Memuai adalah proses bertambah panjangnya suatu benda karena perubahan suhu”. Kataku
saat menjelaskan. Lagi-lagi anak tersebut semakin serius dalam mendengarkan penjelasanku.
Sampai tiba di sekolah pukul 3 sore. “Coba kalian amati sekali lagi, kenapa matahari terbit dari
timur bisa terbenam dari barat?”. Anak-anak yang semakin sore semakin penasaran ini
langsung bertanya jawabannya. “Jadi di dalam dunia fisika terdapat gerak semu harian
matahari. Nah bumi tempat tinggal kita memutari matahari sehingga kita dibumi seakan-akan
matahari yang mutar dan jadilah siang dan malam”. “ohhh begituu kak, kak besok kita belajar
kayak gini lagi yaa..” Pinta Dafari. “Waduh gak bisa dek, besok pagi-pagi aku harus pulang ke
rumah. Jadi kali ini aku sekalian pamitan yaa. Aku doakan cita-cita kalian dapat tercapai
semua”. Tiba-tiba anak kelas 9 tadi memelukku dan mengucapkan terimakasih kepadaku.

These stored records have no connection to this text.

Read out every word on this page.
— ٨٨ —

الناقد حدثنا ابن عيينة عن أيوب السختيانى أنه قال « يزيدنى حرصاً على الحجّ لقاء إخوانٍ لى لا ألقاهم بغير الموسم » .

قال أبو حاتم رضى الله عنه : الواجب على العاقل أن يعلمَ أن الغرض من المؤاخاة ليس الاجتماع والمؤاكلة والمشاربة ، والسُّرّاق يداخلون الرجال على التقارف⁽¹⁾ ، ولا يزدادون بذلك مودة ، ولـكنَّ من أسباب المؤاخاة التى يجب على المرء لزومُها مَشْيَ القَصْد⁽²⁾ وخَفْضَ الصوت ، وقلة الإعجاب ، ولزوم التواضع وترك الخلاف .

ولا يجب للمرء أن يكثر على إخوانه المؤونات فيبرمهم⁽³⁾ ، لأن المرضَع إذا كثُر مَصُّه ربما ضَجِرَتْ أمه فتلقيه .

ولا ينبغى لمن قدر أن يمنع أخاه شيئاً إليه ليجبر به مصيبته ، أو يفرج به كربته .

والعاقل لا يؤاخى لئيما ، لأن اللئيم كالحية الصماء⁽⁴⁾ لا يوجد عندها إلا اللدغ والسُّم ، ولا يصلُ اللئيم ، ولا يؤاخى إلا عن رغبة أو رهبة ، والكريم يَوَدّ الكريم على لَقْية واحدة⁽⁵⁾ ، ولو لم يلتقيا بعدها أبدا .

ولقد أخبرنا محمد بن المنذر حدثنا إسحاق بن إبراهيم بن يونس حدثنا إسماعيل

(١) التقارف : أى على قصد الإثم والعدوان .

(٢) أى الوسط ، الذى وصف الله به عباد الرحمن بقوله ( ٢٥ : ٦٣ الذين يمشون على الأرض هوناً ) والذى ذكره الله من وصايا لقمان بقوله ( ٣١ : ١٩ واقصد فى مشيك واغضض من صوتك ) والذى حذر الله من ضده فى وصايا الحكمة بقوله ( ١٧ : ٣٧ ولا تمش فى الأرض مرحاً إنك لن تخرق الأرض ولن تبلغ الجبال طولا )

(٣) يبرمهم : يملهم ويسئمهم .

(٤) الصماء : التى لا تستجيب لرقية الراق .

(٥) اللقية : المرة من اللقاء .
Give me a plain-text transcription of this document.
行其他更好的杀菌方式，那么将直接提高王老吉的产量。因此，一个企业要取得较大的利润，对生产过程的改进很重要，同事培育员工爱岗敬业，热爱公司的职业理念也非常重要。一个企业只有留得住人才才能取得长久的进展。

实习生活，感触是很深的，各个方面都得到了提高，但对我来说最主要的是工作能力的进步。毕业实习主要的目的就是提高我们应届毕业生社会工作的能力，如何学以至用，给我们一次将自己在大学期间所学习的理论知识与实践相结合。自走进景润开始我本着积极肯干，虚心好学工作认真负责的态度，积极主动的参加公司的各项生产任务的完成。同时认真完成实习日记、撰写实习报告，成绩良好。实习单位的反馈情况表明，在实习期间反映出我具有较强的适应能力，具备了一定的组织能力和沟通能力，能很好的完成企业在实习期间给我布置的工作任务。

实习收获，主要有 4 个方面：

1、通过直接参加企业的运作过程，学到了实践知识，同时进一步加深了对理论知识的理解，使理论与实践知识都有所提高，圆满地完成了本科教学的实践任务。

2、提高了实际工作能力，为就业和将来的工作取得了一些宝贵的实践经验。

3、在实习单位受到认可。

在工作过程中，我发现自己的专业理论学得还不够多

Benar-benar pengalaman yang sangat menyenangkan. Akhirnya aku bisa memberikan
pelajaran fisika yang menarik dan asyik bagi SMP Pandansari, walaupun hanya 2 hari banyak
yang bisa kupetik dari sini. Tidak ada pelajaran di dunia ini yang tidak bisa dipelajari, yang ada
hanyalah metode pembelajaran tersebut yang tidak sesuai. Karena ini sudah hari kamis sesuai
dengan janjiku kepada orangtua aku harus pulang ke rumah. Aku sangat bahagia dapat
membagikan ilmuku disini walaupun hanya sebentar. Semoga lain kali aku bisa berkunjung ke
tempat yang indah ini.
10 tahun kemudian
Aku penasaran dengan keadaan Desa Pandansari, lalu aku mencoba untuk berkunjung
kesana dan betapa terkejutnya aku melihat desa ini berkembang dengan pesat. Disana aku
melihat ada Agam, Mulki, Dafari, dan siswa yang aku didik dulu menjadi seorang engineer
dan ilmuwan. Mereka membangun desa dengan kemampuannya sendiri. Listrik yang dulunya
hanya bisa dinyalakan pada siang hari sekarang sudah full pagi dan malam dengan
menggunakan teknologi panel surya buatannya. Sungguh fisika sangat berguna untuk
kehidupan di Desa Pandansari dan ilmuku dulu yang aku ajari tidak sia-sia.